¿Qué había querido decir? En otra ocasión, se asomó Ketten por la ventana hacía el estruendo del río. Era un juego que en los últimos tiempos le divertía. El ruido, entreverado como barrido de paja, tapaba los oídos. Luego, al volver de esa sordera, podía escuchar claramente el diálogo de la esposa con el otro; un diálogo animado, como si, al participar en él, aquellas dos almas se sintieran muy a gusto. La tercera vez corrió tras la pareja que, a pesar de que ya había caído la noche, se dirigía al patio del castillo.

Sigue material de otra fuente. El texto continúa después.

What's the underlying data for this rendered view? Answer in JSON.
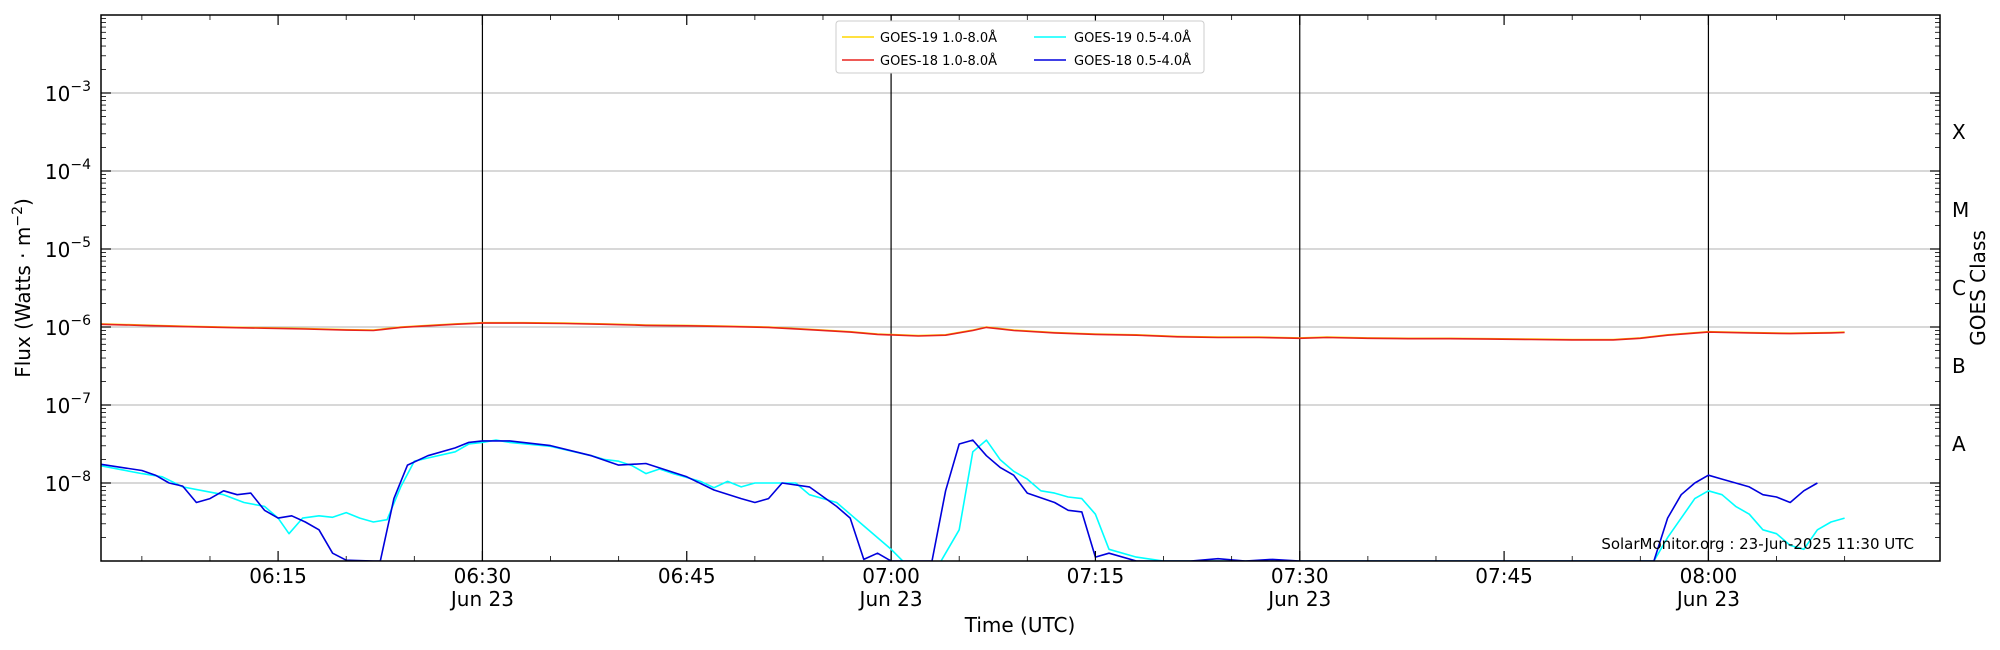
{
  "chart_data": {
    "type": "line",
    "xlabel": "Time (UTC)",
    "ylabel_main": "Flux (Watts · m",
    "ylabel_sup": "−2",
    "ylabel_close": ")",
    "right_ylabel": "GOES Class",
    "y_scale": "log",
    "ylim_exp": [
      -9,
      -2
    ],
    "xlim_min": [
      0,
      135
    ],
    "x_start_time": "06:02",
    "x_ticks": [
      {
        "min": 13,
        "time": "06:15",
        "date": ""
      },
      {
        "min": 28,
        "time": "06:30",
        "date": "Jun 23"
      },
      {
        "min": 43,
        "time": "06:45",
        "date": ""
      },
      {
        "min": 58,
        "time": "07:00",
        "date": "Jun 23"
      },
      {
        "min": 73,
        "time": "07:15",
        "date": ""
      },
      {
        "min": 88,
        "time": "07:30",
        "date": "Jun 23"
      },
      {
        "min": 103,
        "time": "07:45",
        "date": ""
      },
      {
        "min": 118,
        "time": "08:00",
        "date": "Jun 23"
      }
    ],
    "y_ticks": [
      {
        "exp": -8,
        "base": "10",
        "sup": "−8"
      },
      {
        "exp": -7,
        "base": "10",
        "sup": "−7"
      },
      {
        "exp": -6,
        "base": "10",
        "sup": "−6"
      },
      {
        "exp": -5,
        "base": "10",
        "sup": "−5"
      },
      {
        "exp": -4,
        "base": "10",
        "sup": "−4"
      },
      {
        "exp": -3,
        "base": "10",
        "sup": "−3"
      }
    ],
    "goes_classes": [
      {
        "label": "A",
        "exp": -7.5
      },
      {
        "label": "B",
        "exp": -6.5
      },
      {
        "label": "C",
        "exp": -5.5
      },
      {
        "label": "M",
        "exp": -4.5
      },
      {
        "label": "X",
        "exp": -3.5
      }
    ],
    "grid": "horizontal-at-decades",
    "vertical_lines_at_min": [
      28,
      58,
      88,
      118
    ],
    "legend_position": "top-center",
    "series": [
      {
        "name": "GOES-19 1.0-8.0Å",
        "color": "#FFD700",
        "log_flux": [
          [
            0,
            -5.96
          ],
          [
            3,
            -5.975
          ],
          [
            6,
            -5.99
          ],
          [
            9,
            -6.0
          ],
          [
            12,
            -6.01
          ],
          [
            15,
            -6.02
          ],
          [
            18,
            -6.035
          ],
          [
            20,
            -6.04
          ],
          [
            22,
            -6.0
          ],
          [
            24,
            -5.98
          ],
          [
            26,
            -5.96
          ],
          [
            28,
            -5.945
          ],
          [
            31,
            -5.945
          ],
          [
            34,
            -5.95
          ],
          [
            37,
            -5.96
          ],
          [
            40,
            -5.975
          ],
          [
            43,
            -5.98
          ],
          [
            46,
            -5.99
          ],
          [
            49,
            -6.0
          ],
          [
            52,
            -6.03
          ],
          [
            55,
            -6.06
          ],
          [
            57,
            -6.09
          ],
          [
            60,
            -6.11
          ],
          [
            62,
            -6.1
          ],
          [
            64,
            -6.04
          ],
          [
            65,
            -6.0
          ],
          [
            67,
            -6.04
          ],
          [
            70,
            -6.07
          ],
          [
            73,
            -6.09
          ],
          [
            76,
            -6.1
          ],
          [
            79,
            -6.12
          ],
          [
            82,
            -6.13
          ],
          [
            85,
            -6.13
          ],
          [
            88,
            -6.14
          ],
          [
            90,
            -6.13
          ],
          [
            93,
            -6.14
          ],
          [
            96,
            -6.145
          ],
          [
            99,
            -6.145
          ],
          [
            102,
            -6.15
          ],
          [
            105,
            -6.155
          ],
          [
            108,
            -6.16
          ],
          [
            111,
            -6.16
          ],
          [
            113,
            -6.14
          ],
          [
            115,
            -6.1
          ],
          [
            118,
            -6.06
          ],
          [
            121,
            -6.07
          ],
          [
            124,
            -6.08
          ],
          [
            127,
            -6.07
          ],
          [
            128,
            -6.065
          ]
        ]
      },
      {
        "name": "GOES-18 1.0-8.0Å",
        "color": "#E8231E",
        "log_flux": [
          [
            0,
            -5.965
          ],
          [
            3,
            -5.98
          ],
          [
            6,
            -5.995
          ],
          [
            9,
            -6.005
          ],
          [
            12,
            -6.015
          ],
          [
            15,
            -6.025
          ],
          [
            18,
            -6.04
          ],
          [
            20,
            -6.045
          ],
          [
            22,
            -6.005
          ],
          [
            24,
            -5.985
          ],
          [
            26,
            -5.965
          ],
          [
            28,
            -5.95
          ],
          [
            31,
            -5.95
          ],
          [
            34,
            -5.955
          ],
          [
            37,
            -5.965
          ],
          [
            40,
            -5.98
          ],
          [
            43,
            -5.985
          ],
          [
            46,
            -5.995
          ],
          [
            49,
            -6.005
          ],
          [
            52,
            -6.035
          ],
          [
            55,
            -6.065
          ],
          [
            57,
            -6.095
          ],
          [
            60,
            -6.115
          ],
          [
            62,
            -6.105
          ],
          [
            64,
            -6.045
          ],
          [
            65,
            -6.005
          ],
          [
            67,
            -6.045
          ],
          [
            70,
            -6.075
          ],
          [
            73,
            -6.095
          ],
          [
            76,
            -6.105
          ],
          [
            79,
            -6.125
          ],
          [
            82,
            -6.135
          ],
          [
            85,
            -6.135
          ],
          [
            88,
            -6.145
          ],
          [
            90,
            -6.135
          ],
          [
            93,
            -6.145
          ],
          [
            96,
            -6.15
          ],
          [
            99,
            -6.15
          ],
          [
            102,
            -6.155
          ],
          [
            105,
            -6.16
          ],
          [
            108,
            -6.165
          ],
          [
            111,
            -6.165
          ],
          [
            113,
            -6.145
          ],
          [
            115,
            -6.105
          ],
          [
            118,
            -6.065
          ],
          [
            121,
            -6.075
          ],
          [
            124,
            -6.085
          ],
          [
            127,
            -6.075
          ],
          [
            128,
            -6.07
          ]
        ]
      },
      {
        "name": "GOES-19 0.5-4.0Å",
        "color": "#00FFFF",
        "log_flux": [
          [
            0,
            -7.78
          ],
          [
            1.5,
            -7.83
          ],
          [
            3,
            -7.88
          ],
          [
            4.5,
            -7.92
          ],
          [
            6,
            -8.05
          ],
          [
            7.5,
            -8.1
          ],
          [
            9,
            -8.15
          ],
          [
            10.5,
            -8.25
          ],
          [
            12,
            -8.3
          ],
          [
            13,
            -8.45
          ],
          [
            13.8,
            -8.65
          ],
          [
            14.8,
            -8.45
          ],
          [
            16,
            -8.42
          ],
          [
            17,
            -8.44
          ],
          [
            18,
            -8.38
          ],
          [
            19,
            -8.45
          ],
          [
            20,
            -8.5
          ],
          [
            21,
            -8.47
          ],
          [
            22,
            -8.05
          ],
          [
            23,
            -7.72
          ],
          [
            24,
            -7.68
          ],
          [
            26,
            -7.6
          ],
          [
            27,
            -7.5
          ],
          [
            28,
            -7.48
          ],
          [
            29,
            -7.45
          ],
          [
            30,
            -7.48
          ],
          [
            33,
            -7.53
          ],
          [
            36,
            -7.65
          ],
          [
            37,
            -7.7
          ],
          [
            38,
            -7.72
          ],
          [
            39,
            -7.78
          ],
          [
            40,
            -7.88
          ],
          [
            41,
            -7.82
          ],
          [
            42,
            -7.88
          ],
          [
            43,
            -7.93
          ],
          [
            44,
            -7.98
          ],
          [
            45,
            -8.06
          ],
          [
            46,
            -7.98
          ],
          [
            47,
            -8.05
          ],
          [
            48,
            -8.0
          ],
          [
            49,
            -8.0
          ],
          [
            50,
            -8.0
          ],
          [
            51,
            -8.0
          ],
          [
            52,
            -8.15
          ],
          [
            53,
            -8.2
          ],
          [
            54,
            -8.25
          ],
          [
            55,
            -8.4
          ],
          [
            56,
            -8.55
          ],
          [
            57,
            -8.7
          ],
          [
            58,
            -8.85
          ],
          [
            60,
            -9.2
          ],
          [
            61,
            -9.2
          ],
          [
            62,
            -8.9
          ],
          [
            63,
            -8.6
          ],
          [
            64,
            -7.6
          ],
          [
            65,
            -7.45
          ],
          [
            66,
            -7.7
          ],
          [
            67,
            -7.85
          ],
          [
            68,
            -7.95
          ],
          [
            69,
            -8.1
          ],
          [
            70,
            -8.13
          ],
          [
            71,
            -8.18
          ],
          [
            72,
            -8.2
          ],
          [
            73,
            -8.4
          ],
          [
            74,
            -8.85
          ],
          [
            76,
            -8.95
          ],
          [
            78,
            -9.0
          ],
          [
            84,
            -9.0
          ],
          [
            90,
            -9.0
          ],
          [
            100,
            -9.0
          ],
          [
            110,
            -9.0
          ],
          [
            114,
            -9.0
          ],
          [
            115,
            -8.7
          ],
          [
            116,
            -8.45
          ],
          [
            117,
            -8.2
          ],
          [
            118,
            -8.1
          ],
          [
            119,
            -8.15
          ],
          [
            120,
            -8.3
          ],
          [
            121,
            -8.4
          ],
          [
            122,
            -8.6
          ],
          [
            123,
            -8.65
          ],
          [
            124,
            -8.8
          ],
          [
            125,
            -8.85
          ],
          [
            126,
            -8.6
          ],
          [
            127,
            -8.5
          ],
          [
            128,
            -8.45
          ]
        ]
      },
      {
        "name": "GOES-18 0.5-4.0Å",
        "color": "#0000DD",
        "log_flux": [
          [
            0,
            -7.76
          ],
          [
            1.5,
            -7.8
          ],
          [
            3,
            -7.84
          ],
          [
            4,
            -7.9
          ],
          [
            5,
            -8.0
          ],
          [
            6,
            -8.04
          ],
          [
            7,
            -8.25
          ],
          [
            8,
            -8.2
          ],
          [
            9,
            -8.1
          ],
          [
            10,
            -8.15
          ],
          [
            11,
            -8.13
          ],
          [
            12,
            -8.35
          ],
          [
            13,
            -8.45
          ],
          [
            14,
            -8.42
          ],
          [
            15,
            -8.5
          ],
          [
            16,
            -8.6
          ],
          [
            17,
            -8.9
          ],
          [
            18,
            -8.99
          ],
          [
            20,
            -9.0
          ],
          [
            20.5,
            -9.0
          ],
          [
            21.5,
            -8.2
          ],
          [
            22.5,
            -7.77
          ],
          [
            24,
            -7.65
          ],
          [
            26,
            -7.55
          ],
          [
            27,
            -7.48
          ],
          [
            28,
            -7.46
          ],
          [
            30,
            -7.46
          ],
          [
            33,
            -7.52
          ],
          [
            36,
            -7.65
          ],
          [
            38,
            -7.77
          ],
          [
            40,
            -7.75
          ],
          [
            43,
            -7.92
          ],
          [
            45,
            -8.09
          ],
          [
            47,
            -8.2
          ],
          [
            48,
            -8.25
          ],
          [
            49,
            -8.2
          ],
          [
            50,
            -8.0
          ],
          [
            52,
            -8.05
          ],
          [
            54,
            -8.3
          ],
          [
            55,
            -8.45
          ],
          [
            56,
            -8.98
          ],
          [
            57,
            -8.9
          ],
          [
            58,
            -9.0
          ],
          [
            60,
            -9.0
          ],
          [
            61,
            -9.0
          ],
          [
            62,
            -8.1
          ],
          [
            63,
            -7.5
          ],
          [
            64,
            -7.45
          ],
          [
            65,
            -7.65
          ],
          [
            66,
            -7.8
          ],
          [
            67,
            -7.9
          ],
          [
            68,
            -8.13
          ],
          [
            70,
            -8.25
          ],
          [
            71,
            -8.35
          ],
          [
            72,
            -8.37
          ],
          [
            73,
            -8.95
          ],
          [
            74,
            -8.9
          ],
          [
            76,
            -9.0
          ],
          [
            80,
            -9.0
          ],
          [
            82,
            -8.97
          ],
          [
            84,
            -9.0
          ],
          [
            86,
            -8.98
          ],
          [
            88,
            -9.0
          ],
          [
            100,
            -9.0
          ],
          [
            110,
            -9.0
          ],
          [
            114,
            -9.0
          ],
          [
            115,
            -8.45
          ],
          [
            116,
            -8.15
          ],
          [
            117,
            -8.0
          ],
          [
            118,
            -7.9
          ],
          [
            119,
            -7.95
          ],
          [
            120,
            -8.0
          ],
          [
            121,
            -8.05
          ],
          [
            122,
            -8.15
          ],
          [
            123,
            -8.18
          ],
          [
            124,
            -8.25
          ],
          [
            125,
            -8.1
          ],
          [
            126,
            -8.0
          ]
        ]
      }
    ],
    "credit": "SolarMonitor.org : 23-Jun-2025 11:30 UTC"
  }
}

Ketten pensó que cuando ellos pasaran frente a la antorcha que estaba sobre la escalinata, sus sombras seguramente se irían a proyectar sobre las copas de los árboles. Al llegar ese momento, Ketten se inclinó rápidamente hacia delante, pero las dos sombras, al proyectarse sobre el follaje, por sí mismas se fundieron en una sola. En otros tiempos, había tratado de eliminar el veneno de su cuerpo descargándolo sobre los caballos o los criados, o tal vez quemándolo en el vino; pero el capellán y el clérigo lector bebían y comían con tal voracidad que el vino y los alimentos se les salían por las comisuras de los labios, y el joven caballero les tendía riendo el jarro de vino, tal como se azuza a un perro contra otro. A Ketten le repugnaba el vino que aquellos zafios con barniz escolástico bebían sin medida. Hablando en alemán y en el latín de la misa, entreveraban el milenario Imperio, los temas doctorales y los cuentos obscenos. Cuando hacía falta, un humanista que estaba de paso servía de intérprete entre aquella lengua y la del portugués; en realidad, el humanista se había torcido un pie y estaba enérgicamente consagrado a su curación en el castillo. «Se cayó del caballo porque vio pasar una liebre», bromeaba el clérigo. «Creyó ver un dragón», dijo con involuntaria ironía el señor de Ketten, que asistía reticente a la charla. «¡Y el caballo también!», rugió el capellán, «por algo saltó de esa forma. De modo que el maestro entendía a la bestia mejor que el señor». Los borrachos se rieron de Ketten, que los miró, avanzó un paso y golpeó en la cara al capellán. Éste, que era un rechoncho y joven campesino, primero enrojeció hasta la raíz de los cabellos; luego se quedó pálido y permaneció sentado.

El joven caballero se levantó, sonriendo, y fue en busca de su amiga. «¿Por qué no lo apuñaló?», susurró, no bien quedaron solos, el humanista de la liebre. «Es fuerte como dos toros juntos», respondió el capellán, «y además la doctrina cristiana es particularmente apropiada para servir de consuelo en estos casos». Pero la verdad era que el señor de Ketten estaba aún muy débil y recuperaba lentamente su vitalidad, como si no lograra encontrar el segundo peldaño de su curación.

El extranjero no prosiguió su viaje, y la compañera de infancia no comprendía las alusiones de su señor. Se había pasado once años esperando a su esposo. Durante once años él había sido el amante fantástico y glorioso; ahora, vagaba por el patio y el interior del castillo y, carcomido como estaba por la enfermedad, parecía un tipo vulgar si se lo comparaba con la juventud y la elegancia cortesanas. La portuguesa no pensaba demasiado en todo esto, pero estaba un poco cansada de este país que le había prometido cosas de maravilla. No se decidía a alejar del castillo a ese compañero que tenía el aroma de la patria y pensamientos que la divertían; la expresión contrariada de su esposo no le parecía suficiente motivo. Nada tenía que reprocharse. Era verdad que, desde hacía unas semanas, actuaba con cierta frivolidad, pero eso le hacía bien, y ella sentía a veces que su rostro volvía a resplandecer como antes. Ketten consultó a una adivina, y ésta le aseguró que no curaría hasta tanto no hiciera una cosa determinada. Cuando él la apremió para que le revelara de qué se trataba, la mujer se calló y eludió la respuesta diciendo que no sabía.

Ketten había tratado siempre, no sólo de no romper los lazos de la hospitalidad, sino de estrecharlos cada vez más, y no había tenido inconveniente en considerar sagrada la vida y sagrado el derecho a la hospitalidad de aquellos que, durante años, habían sido espontáneos huéspedes de su enemigo. Pero la debilidad que experimentaba durante la convalecencia le hacía sentirse casi orgulloso de su torpeza. La inteligencia llena de astucia no le parecía mejor que la pueril inteligencia verbal del joven. Le aconteció algo extraño.